The Regulations, in accordance with regulation 1, come into force on the 1st April 1996 except where a taxable person is already authorised to use the annual accounting scheme (“the scheme”), in which case the regulations come into force on the first day of his next current accounting year.
The major change that is made to the operation of the scheme is the reduction in the number of interim payments that are required to be made by certain businesses which are authorised to use the scheme. Businesses will also be permitted to join the scheme before the start of their first current accounting year.
Regulation 3 substitutes a new Part VII of the principal Regulations which deal with the requirements of the annual accounting scheme.
New regulation 50 provides that, subject to the turnover limits specified in the regulation a business may account annually whilst making payments of tax quarterly or monthly. The quarterly and monthly sum are defined in regulation 49 and are respectively 20 per cent and 10 per cent of the total VAT liability of the business in the preceding 12 months. The Commissioners and authorised person, however, may agree a quarterly or monthly sum to be paid based on the person’s estimated liability for his current accounting year. Where the quarterly payment is £400 or less, a business is not required to account for and pay tax until the end of its current accounting year.
New regulation 51 makes provision for a transitional accounting period to operate prior to the start of a business’s current accounting year. This means a business will be able to benefit from the scheme as soon as it is authorised.
New regulation 52 states who is eligible to join the scheme.
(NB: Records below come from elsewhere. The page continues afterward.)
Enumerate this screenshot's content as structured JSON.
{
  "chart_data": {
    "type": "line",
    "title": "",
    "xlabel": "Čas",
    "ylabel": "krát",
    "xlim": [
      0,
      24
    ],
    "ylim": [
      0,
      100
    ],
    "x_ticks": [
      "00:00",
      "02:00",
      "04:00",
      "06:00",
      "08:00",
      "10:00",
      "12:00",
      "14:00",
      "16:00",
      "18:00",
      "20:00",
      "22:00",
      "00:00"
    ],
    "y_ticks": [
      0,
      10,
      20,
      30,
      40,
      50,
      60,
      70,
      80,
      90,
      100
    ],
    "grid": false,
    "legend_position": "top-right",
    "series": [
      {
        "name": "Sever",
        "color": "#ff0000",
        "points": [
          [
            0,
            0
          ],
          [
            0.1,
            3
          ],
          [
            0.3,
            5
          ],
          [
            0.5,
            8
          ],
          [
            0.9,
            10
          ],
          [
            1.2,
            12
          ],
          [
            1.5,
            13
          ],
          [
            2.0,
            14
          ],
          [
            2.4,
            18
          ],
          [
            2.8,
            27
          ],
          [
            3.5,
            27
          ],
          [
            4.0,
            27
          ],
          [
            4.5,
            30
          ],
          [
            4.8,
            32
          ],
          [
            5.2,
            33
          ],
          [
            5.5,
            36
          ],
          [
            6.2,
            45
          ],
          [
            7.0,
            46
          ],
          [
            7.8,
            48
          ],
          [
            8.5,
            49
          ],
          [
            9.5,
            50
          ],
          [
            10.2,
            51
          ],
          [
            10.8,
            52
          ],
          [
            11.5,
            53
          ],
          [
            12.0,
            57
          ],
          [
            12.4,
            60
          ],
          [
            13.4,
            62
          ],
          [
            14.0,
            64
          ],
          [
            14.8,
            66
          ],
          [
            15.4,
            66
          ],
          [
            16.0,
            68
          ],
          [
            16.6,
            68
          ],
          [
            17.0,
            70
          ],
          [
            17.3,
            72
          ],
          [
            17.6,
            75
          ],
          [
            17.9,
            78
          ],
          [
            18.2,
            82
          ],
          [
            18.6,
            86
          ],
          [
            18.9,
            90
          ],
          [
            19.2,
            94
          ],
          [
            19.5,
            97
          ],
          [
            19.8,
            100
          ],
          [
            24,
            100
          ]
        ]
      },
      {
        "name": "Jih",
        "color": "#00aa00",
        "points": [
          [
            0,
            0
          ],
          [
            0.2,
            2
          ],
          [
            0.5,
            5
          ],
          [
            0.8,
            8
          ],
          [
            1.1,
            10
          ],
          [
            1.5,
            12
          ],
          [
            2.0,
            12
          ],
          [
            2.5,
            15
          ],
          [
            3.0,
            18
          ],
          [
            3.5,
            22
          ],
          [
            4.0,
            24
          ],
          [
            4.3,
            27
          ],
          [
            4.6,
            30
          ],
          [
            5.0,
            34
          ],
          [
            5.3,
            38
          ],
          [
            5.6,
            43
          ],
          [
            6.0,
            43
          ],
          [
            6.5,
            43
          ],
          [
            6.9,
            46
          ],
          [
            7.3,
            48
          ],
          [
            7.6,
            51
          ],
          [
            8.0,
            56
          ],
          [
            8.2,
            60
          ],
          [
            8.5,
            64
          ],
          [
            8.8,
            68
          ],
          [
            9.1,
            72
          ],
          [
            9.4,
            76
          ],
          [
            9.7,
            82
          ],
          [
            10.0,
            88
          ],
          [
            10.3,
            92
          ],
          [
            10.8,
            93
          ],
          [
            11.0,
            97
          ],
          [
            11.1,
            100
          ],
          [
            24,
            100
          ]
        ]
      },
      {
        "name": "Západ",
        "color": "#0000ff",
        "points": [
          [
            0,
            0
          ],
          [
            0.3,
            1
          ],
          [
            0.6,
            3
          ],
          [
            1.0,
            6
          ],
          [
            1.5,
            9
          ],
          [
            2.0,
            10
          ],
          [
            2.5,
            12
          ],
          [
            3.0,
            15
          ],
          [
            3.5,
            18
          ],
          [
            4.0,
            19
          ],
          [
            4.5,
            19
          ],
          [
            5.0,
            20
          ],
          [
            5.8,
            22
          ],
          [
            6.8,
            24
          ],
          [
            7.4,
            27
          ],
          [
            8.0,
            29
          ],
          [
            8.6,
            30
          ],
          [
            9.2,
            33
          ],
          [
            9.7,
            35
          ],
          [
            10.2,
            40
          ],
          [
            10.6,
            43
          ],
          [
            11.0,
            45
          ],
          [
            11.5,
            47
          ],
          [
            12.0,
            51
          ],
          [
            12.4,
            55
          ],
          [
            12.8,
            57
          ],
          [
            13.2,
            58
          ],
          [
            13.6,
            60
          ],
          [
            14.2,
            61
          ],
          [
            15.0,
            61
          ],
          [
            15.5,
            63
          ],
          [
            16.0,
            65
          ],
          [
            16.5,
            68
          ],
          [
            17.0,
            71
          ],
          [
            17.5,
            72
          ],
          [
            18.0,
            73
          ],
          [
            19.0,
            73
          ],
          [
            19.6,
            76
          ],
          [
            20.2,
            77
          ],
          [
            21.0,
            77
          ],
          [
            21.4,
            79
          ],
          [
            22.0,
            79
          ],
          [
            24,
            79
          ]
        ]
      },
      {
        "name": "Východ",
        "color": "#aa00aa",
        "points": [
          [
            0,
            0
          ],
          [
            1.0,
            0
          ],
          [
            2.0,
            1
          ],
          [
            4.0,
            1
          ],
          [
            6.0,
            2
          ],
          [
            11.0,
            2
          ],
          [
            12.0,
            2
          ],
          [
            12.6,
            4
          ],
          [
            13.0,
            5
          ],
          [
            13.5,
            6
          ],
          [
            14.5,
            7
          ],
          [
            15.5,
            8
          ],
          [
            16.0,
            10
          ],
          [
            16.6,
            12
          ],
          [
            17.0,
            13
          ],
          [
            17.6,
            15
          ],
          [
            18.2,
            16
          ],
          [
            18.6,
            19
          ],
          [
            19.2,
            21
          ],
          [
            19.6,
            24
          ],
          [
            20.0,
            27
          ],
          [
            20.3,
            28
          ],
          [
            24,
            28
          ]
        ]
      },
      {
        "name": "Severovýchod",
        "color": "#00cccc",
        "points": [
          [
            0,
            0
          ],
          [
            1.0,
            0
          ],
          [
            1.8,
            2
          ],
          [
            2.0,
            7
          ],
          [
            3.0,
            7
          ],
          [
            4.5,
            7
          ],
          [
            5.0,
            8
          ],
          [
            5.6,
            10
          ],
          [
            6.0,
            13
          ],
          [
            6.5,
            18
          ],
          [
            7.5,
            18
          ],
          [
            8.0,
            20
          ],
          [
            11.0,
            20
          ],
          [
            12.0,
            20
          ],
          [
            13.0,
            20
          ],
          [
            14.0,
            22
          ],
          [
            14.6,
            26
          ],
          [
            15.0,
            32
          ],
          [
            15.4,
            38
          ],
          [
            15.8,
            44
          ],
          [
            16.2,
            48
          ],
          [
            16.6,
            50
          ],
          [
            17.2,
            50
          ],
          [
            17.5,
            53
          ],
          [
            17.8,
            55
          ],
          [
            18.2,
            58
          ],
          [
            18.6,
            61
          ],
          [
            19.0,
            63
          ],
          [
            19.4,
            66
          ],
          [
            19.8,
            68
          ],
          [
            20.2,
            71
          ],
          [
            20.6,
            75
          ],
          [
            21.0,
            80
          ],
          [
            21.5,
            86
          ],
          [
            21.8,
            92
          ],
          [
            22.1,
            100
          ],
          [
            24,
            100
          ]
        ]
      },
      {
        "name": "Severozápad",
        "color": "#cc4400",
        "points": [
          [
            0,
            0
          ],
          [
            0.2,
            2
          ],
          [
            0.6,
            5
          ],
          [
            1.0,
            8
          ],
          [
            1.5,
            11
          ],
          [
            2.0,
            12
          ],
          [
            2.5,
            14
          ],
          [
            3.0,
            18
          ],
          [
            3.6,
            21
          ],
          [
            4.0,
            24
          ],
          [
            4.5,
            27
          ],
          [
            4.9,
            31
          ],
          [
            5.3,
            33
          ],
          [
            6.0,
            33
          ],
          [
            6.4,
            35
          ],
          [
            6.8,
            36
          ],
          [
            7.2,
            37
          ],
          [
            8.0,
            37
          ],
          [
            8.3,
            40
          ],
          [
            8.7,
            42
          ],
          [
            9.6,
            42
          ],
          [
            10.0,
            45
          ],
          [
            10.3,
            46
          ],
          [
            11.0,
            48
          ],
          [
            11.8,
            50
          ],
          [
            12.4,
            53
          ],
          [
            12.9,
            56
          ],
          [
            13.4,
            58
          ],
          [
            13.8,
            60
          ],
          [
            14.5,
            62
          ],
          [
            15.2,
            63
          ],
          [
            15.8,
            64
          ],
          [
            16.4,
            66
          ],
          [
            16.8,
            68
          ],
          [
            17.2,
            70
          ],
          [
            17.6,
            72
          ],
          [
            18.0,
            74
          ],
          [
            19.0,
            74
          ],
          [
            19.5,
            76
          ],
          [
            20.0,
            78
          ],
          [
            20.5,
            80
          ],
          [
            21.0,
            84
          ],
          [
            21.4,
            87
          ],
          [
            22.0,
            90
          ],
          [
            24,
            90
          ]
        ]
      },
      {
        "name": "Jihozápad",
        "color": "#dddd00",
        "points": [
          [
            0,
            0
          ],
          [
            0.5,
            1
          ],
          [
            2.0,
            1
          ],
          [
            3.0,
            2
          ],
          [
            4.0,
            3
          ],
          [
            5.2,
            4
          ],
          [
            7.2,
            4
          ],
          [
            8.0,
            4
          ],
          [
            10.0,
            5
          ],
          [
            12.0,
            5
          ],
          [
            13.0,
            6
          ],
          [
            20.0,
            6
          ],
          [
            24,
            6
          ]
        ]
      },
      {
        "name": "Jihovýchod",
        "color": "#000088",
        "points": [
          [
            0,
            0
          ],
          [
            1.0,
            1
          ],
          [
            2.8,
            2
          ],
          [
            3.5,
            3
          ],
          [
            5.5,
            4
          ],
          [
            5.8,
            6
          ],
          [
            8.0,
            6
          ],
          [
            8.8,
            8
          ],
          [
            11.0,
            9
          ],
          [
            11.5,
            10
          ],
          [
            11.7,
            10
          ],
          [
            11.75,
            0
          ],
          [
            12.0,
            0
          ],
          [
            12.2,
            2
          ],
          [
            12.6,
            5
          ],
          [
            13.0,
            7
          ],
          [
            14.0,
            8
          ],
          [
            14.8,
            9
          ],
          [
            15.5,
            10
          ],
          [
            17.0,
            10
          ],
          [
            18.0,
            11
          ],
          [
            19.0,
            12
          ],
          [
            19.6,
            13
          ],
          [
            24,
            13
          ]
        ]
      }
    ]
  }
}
The significant change here is that a taxable person will only be excluded from admission to the scheme for twelve months, instead of three years, if he has previously ceased to operate the scheme.
New regulations 53 and 54 make provision for when a person will cease to be authorised under the scheme, and when authorisation may be terminated.
New regulation 55 specifies the date from which authorisation ceases and sets out how the business is to account for and pay VAT thereafter.